Após analisar a documentação apresentada pelo
denunciante, a Diretoria de Controle dos Municípios emitiu o relatório nº
1139/2016, sugerindo conhecer da denúncia e julgá-la improcedente (fls.
80-85v).
É o relatório.
No que
tange à admissibilidade da denúncia, acompanho o entendimento manifestado pela área técnica.
Passa-se ao exame do mérito.
A presente denúncia destina-se a averiguar
possíveis irregularidades relacionadas à criação do Fundo da
Procuradoria Geral do Município de Imbituba por meio da Lei Complementar nº
4.124, de 13 de junho
de 2013, sem amparo no Plano Plurianual, na LDO e na LOA. Ademais, questiona a
destinação dos honorários sucumbenciais ao referido fundo.
Cabe pontuar que
a destinação dos honorários sucumbenciais aos procuradores do município está
sendo analisada pela Diretoria de Atos de Pessoal no bojo dos autos nº DEN
15/00412764, razão pela qual não se analisará a matéria no presente feito.
No
que se refere à instituição de Fundo da Procuradoria Geral, a área técnica
pontuou que muitos municípios catarinenses adotaram esse modelo, a exemplo de
Mafra, Itapema e Brusque.
Ainda
no que tange à instituição de fundos, importante trazer a distinção entre
fundos de destinação (caso dos autos) e fundos de participação, feita por Regis
Fernandes de Oliveira[1]:
[...] os fundos de participação são os
de caráter tributário, com previsão constitucional (esparsos entre os arts. 157
a 162 da Constituição) e de repasse automático, de que são exemplos principais
o Fundo de Participação dos Estados e do Distrito Federal e o Fundo de
Participação dos Municípios. Ou seja, são fundos que preveem destinação a
pessoas jurídicas específicas. [...] os fundos
de destinação seriam receitas vinculadas a uma finalidade específica. A previsão deste fundo está no artigo 71 da
lei 4.320/1964 que assim dispõe: “constitui fundo especial o produto de
receitas especificadas que por lei se vinculam à realização de determinados
objetivos ou serviços, facultada a adoção de normas peculiares de aplicação”. [Grifou-se].
Em tempo,
destacam-se os arts. 71 a 74 da Lei nº 4.320/64, os quais amparam a criação de fundos especiais,
vejamos:
Art. 71. Constitui
fundo especial o produto de receitas especificadas que por lei se vinculam à
realização de determinados objetivos ou serviços, facultada a adoção de normas
peculiares de aplicação.
Art. 72. A aplicação das receitas orçamentárias vinculadas a
turnos especiais far-se-á através de dotação consignada na Lei de Orçamento ou
em créditos adicionais.
Art. 73. Salvo determinação em contrário da lei que o
instituiu, o saldo positivo do fundo especial apurado em balanço será
transferido para o exercício seguinte, a crédito do mesmo fundo.

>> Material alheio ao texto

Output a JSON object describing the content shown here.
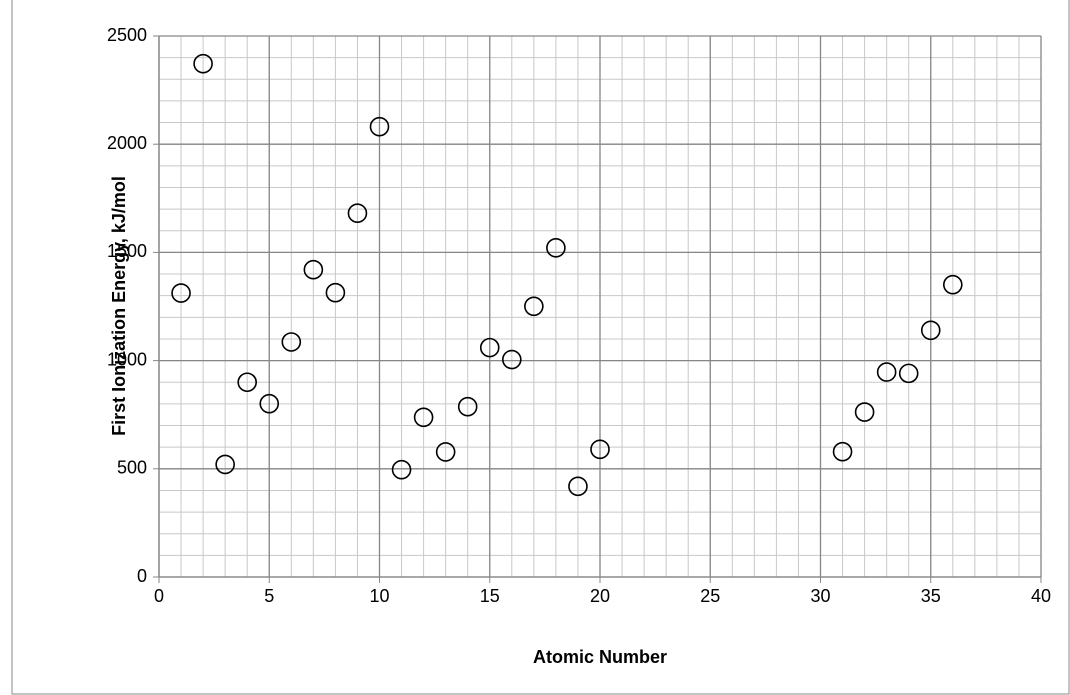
{
  "chart_data": {
    "type": "scatter",
    "x_label": "Atomic Number",
    "y_label": "First Ionization Energy, kJ/mol",
    "x": [
      1,
      2,
      3,
      4,
      5,
      6,
      7,
      8,
      9,
      10,
      11,
      12,
      13,
      14,
      15,
      16,
      17,
      18,
      19,
      20,
      31,
      32,
      33,
      34,
      35,
      36
    ],
    "values": [
      1312,
      2372,
      520,
      900,
      801,
      1086,
      1420,
      1314,
      1681,
      2081,
      496,
      738,
      578,
      787,
      1060,
      1005,
      1251,
      1521,
      419,
      590,
      579,
      762,
      947,
      941,
      1140,
      1351
    ],
    "color": "#000000",
    "xlim": [
      0,
      40
    ],
    "xticks": [
      0,
      5,
      10,
      15,
      20,
      25,
      30,
      35,
      40
    ],
    "ylim": [
      0,
      2500
    ],
    "yticks": [
      0,
      500,
      1000,
      1500,
      2000,
      2500
    ],
    "grid": true,
    "x_minor_step": 1,
    "y_minor_step": 100
  }
}
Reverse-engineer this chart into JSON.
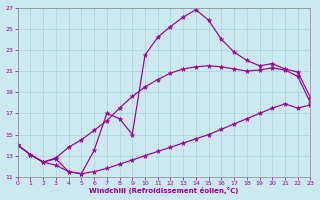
{
  "xlabel": "Windchill (Refroidissement éolien,°C)",
  "bg_color": "#cce8f0",
  "line_color": "#990099",
  "xlim": [
    0,
    23
  ],
  "ylim": [
    11,
    27
  ],
  "xticks": [
    0,
    1,
    2,
    3,
    4,
    5,
    6,
    7,
    8,
    9,
    10,
    11,
    12,
    13,
    14,
    15,
    16,
    17,
    18,
    19,
    20,
    21,
    22,
    23
  ],
  "yticks": [
    11,
    13,
    15,
    17,
    19,
    21,
    23,
    25,
    27
  ],
  "series": [
    {
      "x": [
        0,
        1,
        2,
        3,
        4,
        5,
        6,
        7,
        8,
        9,
        10,
        11,
        12,
        13,
        14,
        15,
        16,
        17,
        18,
        19,
        20,
        21,
        22,
        23
      ],
      "y": [
        14.0,
        13.1,
        12.4,
        12.1,
        11.5,
        11.3,
        11.5,
        11.8,
        12.2,
        12.6,
        13.0,
        13.4,
        13.8,
        14.2,
        14.6,
        15.0,
        15.5,
        16.0,
        16.5,
        17.0,
        17.5,
        17.9,
        17.5,
        17.8
      ]
    },
    {
      "x": [
        0,
        1,
        2,
        3,
        4,
        5,
        6,
        7,
        8,
        9,
        10,
        11,
        12,
        13,
        14,
        15,
        16,
        17,
        18,
        19,
        20,
        21,
        22,
        23
      ],
      "y": [
        14.0,
        13.1,
        12.4,
        12.8,
        13.8,
        14.5,
        15.4,
        16.3,
        17.5,
        18.6,
        19.5,
        20.2,
        20.8,
        21.2,
        21.4,
        21.5,
        21.4,
        21.2,
        21.0,
        21.1,
        21.3,
        21.1,
        20.5,
        18.0
      ]
    },
    {
      "x": [
        0,
        1,
        2,
        3,
        4,
        5,
        6,
        7,
        8,
        9,
        10,
        11,
        12,
        13,
        14,
        15,
        16,
        17,
        18,
        19,
        20,
        21,
        22,
        23
      ],
      "y": [
        14.0,
        13.1,
        12.4,
        12.7,
        11.5,
        11.3,
        13.5,
        17.0,
        16.5,
        15.0,
        22.5,
        24.2,
        25.2,
        26.1,
        26.8,
        25.8,
        24.0,
        22.8,
        22.0,
        21.5,
        21.7,
        21.2,
        20.9,
        18.5
      ]
    }
  ]
}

Art. 74. A lei que instituir fundo especial poderá determinar
normas peculiares de controle, prestação e tomada de contas, sem de qualquer
modo, elidir a competência específica do Tribunal de Contas ou órgão
equivalente.
Cabe pontuar também que a Constituição
Federal, em seu art. 167, inciso IX, veda a instituição de fundos de qualquer
natureza sem prévia autorização legislativa.
Em exame aos autos,
verifica-se que a criação do Fundo da Procuradoria Geral do Município de
Imbituba se deu por meio da Lei Complementar 4.214/2013[2],
não se vislumbrando irregularidade com relação à instituição do referido fundo,
já que houve autorização legislativa para sua criação.

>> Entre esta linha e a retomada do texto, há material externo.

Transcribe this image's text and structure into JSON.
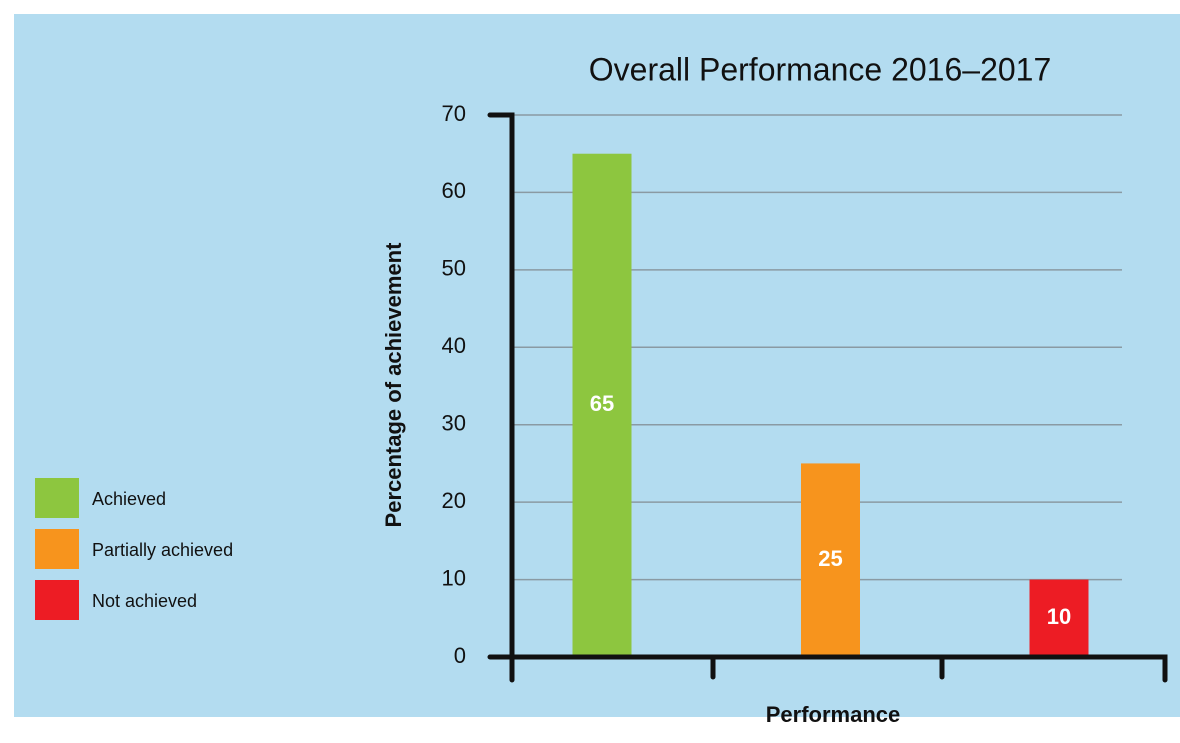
{
  "chart_data": {
    "type": "bar",
    "title": "Overall Performance 2016–2017",
    "x_label": "Performance",
    "y_label": "Percentage of achievement",
    "categories": [
      "Achieved",
      "Partially achieved",
      "Not achieved"
    ],
    "values": [
      65,
      25,
      10
    ],
    "colors": [
      "#8dc63f",
      "#f7941d",
      "#ed1c24"
    ],
    "ylim": [
      0,
      70
    ],
    "yticks": [
      0,
      10,
      20,
      30,
      40,
      50,
      60,
      70
    ],
    "grid": true,
    "legend": "left"
  }
}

O denunciante também questionou que o Plano
Plurianual referente ao exercício de 2010-2013 (aprovado em 17 de julho de
2009), não faz menção a qualquer fundo. Da mesma forma, a Lei de Diretrizes
Orçamentárias e a Lei Orçamentária Anual relativas ao exercício de 2013
(aprovadas em setembro e dezembro de 2012, respectivamente) são silentes quanto
ao tema.
Cabe ressaltar, todavia, que a Lei Complementar Municipal nº 4.214/2013, que
instituiu o mencionado Fundo, somente foi aprovada e publicada em junho de
2013. Assim, não haveria como estabelecer, previamente, a nova unidade
orçamentária nas leis citadas pelo denunciante.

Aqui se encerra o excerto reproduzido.